Model-based trajectory generation starts from first principles. Given an aircraft type, a set of performance parameters, and a description of the environment, wind, airspace constraints, arrival slots, a trajectory can be computed by optimising some objective, such as minimising fuel consumption or ensuring separation from obstacles.
Well-established tools like OpenAP and BADA (Base of Aircraft Data) provide the aerodynamic and performance foundations for this kind of modelling. They can produce physically consistent, flyable trajectories, and they are already used across the aviation industry for simulation and procedure design.
The strength of this approach is also its main limitation: it is deterministic. Two runs with the same inputs produce the same trajectory. Real operations do not work that way.
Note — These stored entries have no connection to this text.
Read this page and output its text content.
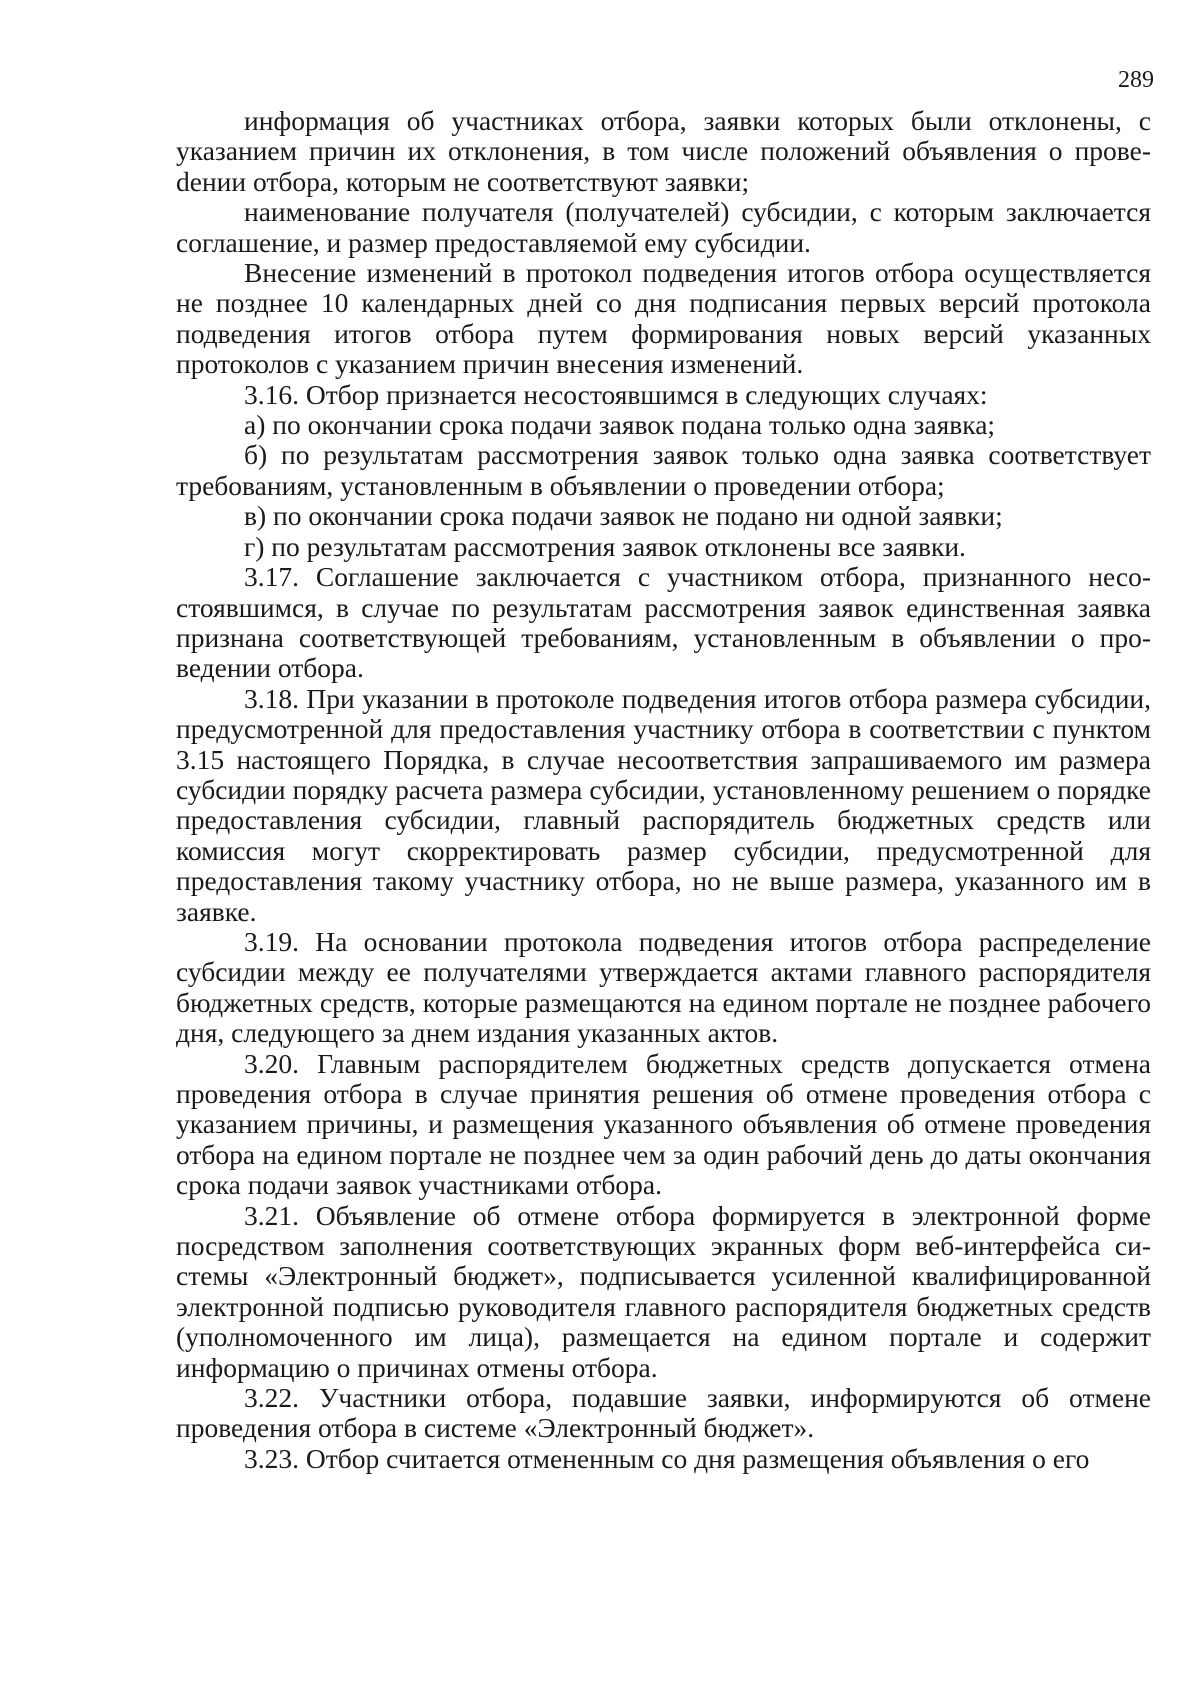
289

информация об участниках отбора, заявки которых были отклонены, с указанием причин их отклонения, в том числе положений объявления о провеdении отбора, которым не соответствуют заявки;

наименование получателя (получателей) субсидии, с которым заключается соглашение, и размер предоставляемой ему субсидии.

Внесение изменений в протокол подведения итогов отбора осуществляется не позднее 10 календарных дней со дня подписания первых версий протокола подведения итогов отбора путем формирования новых версий указанных протоколов с указанием причин внесения изменений.

3.16. Отбор признается несостоявшимся в следующих случаях:

а) по окончании срока подачи заявок подана только одна заявка;

б) по результатам рассмотрения заявок только одна заявка соответствует требованиям, установленным в объявлении о проведении отбора;

в) по окончании срока подачи заявок не подано ни одной заявки;

г) по результатам рассмотрения заявок отклонены все заявки.

3.17. Соглашение заключается с участником отбора, признанного несостоявшимся, в случае по результатам рассмотрения заявок единственная заявка признана соответствующей требованиям, установленным в объявлении о проведении отбора.

3.18. При указании в протоколе подведения итогов отбора размера субсидии, предусмотренной для предоставления участнику отбора в соответствии с пунктом 3.15 настоящего Порядка, в случае несоответствия запрашиваемого им размера субсидии порядку расчета размера субсидии, установленному решением о порядке предоставления субсидии, главный распорядитель бюджетных средств или комиссия могут скорректировать размер субсидии, предусмотренной для предоставления такому участнику отбора, но не выше размера, указанного им в заявке.

3.19. На основании протокола подведения итогов отбора распределение субсидии между ее получателями утверждается актами главного распорядителя бюджетных средств, которые размещаются на едином портале не позднее рабочего дня, следующего за днем издания указанных актов.

3.20. Главным распорядителем бюджетных средств допускается отмена проведения отбора в случае принятия решения об отмене проведения отбора с указанием причины, и размещения указанного объявления об отмене проведения отбора на едином портале не позднее чем за один рабочий день до даты окончания срока подачи заявок участниками отбора.

3.21. Объявление об отмене отбора формируется в электронной форме посредством заполнения соответствующих экранных форм веб-интерфейса системы «Электронный бюджет», подписывается усиленной квалифицированной электронной подписью руководителя главного распорядителя бюджетных средств (уполномоченного им лица), размещается на едином портале и содержит информацию о причинах отмены отбора.

3.22. Участники отбора, подавшие заявки, информируются об отмене проведения отбора в системе «Электронный бюджет».

3.23. Отбор считается отмененным со дня размещения объявления о его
Pilots deviate from procedures, ATC issues vectors, wind behaves unexpectedly, and aircraft performance varies in ways that no parametric model fully captures. Attempts to introduce variability by adding random perturbations to the dynamics tend to produce distributions that do not match what is actually observed in radar data.
For VITOLMINS, model-based methods serve primarily as a baseline and a physical validation tool, a reference against which the outputs of data-driven approaches can be checked for plausibility. They are also valuable for generating trajectories in operational regimes where no historical data exists, such as novel VCA approach procedures that have never been flown.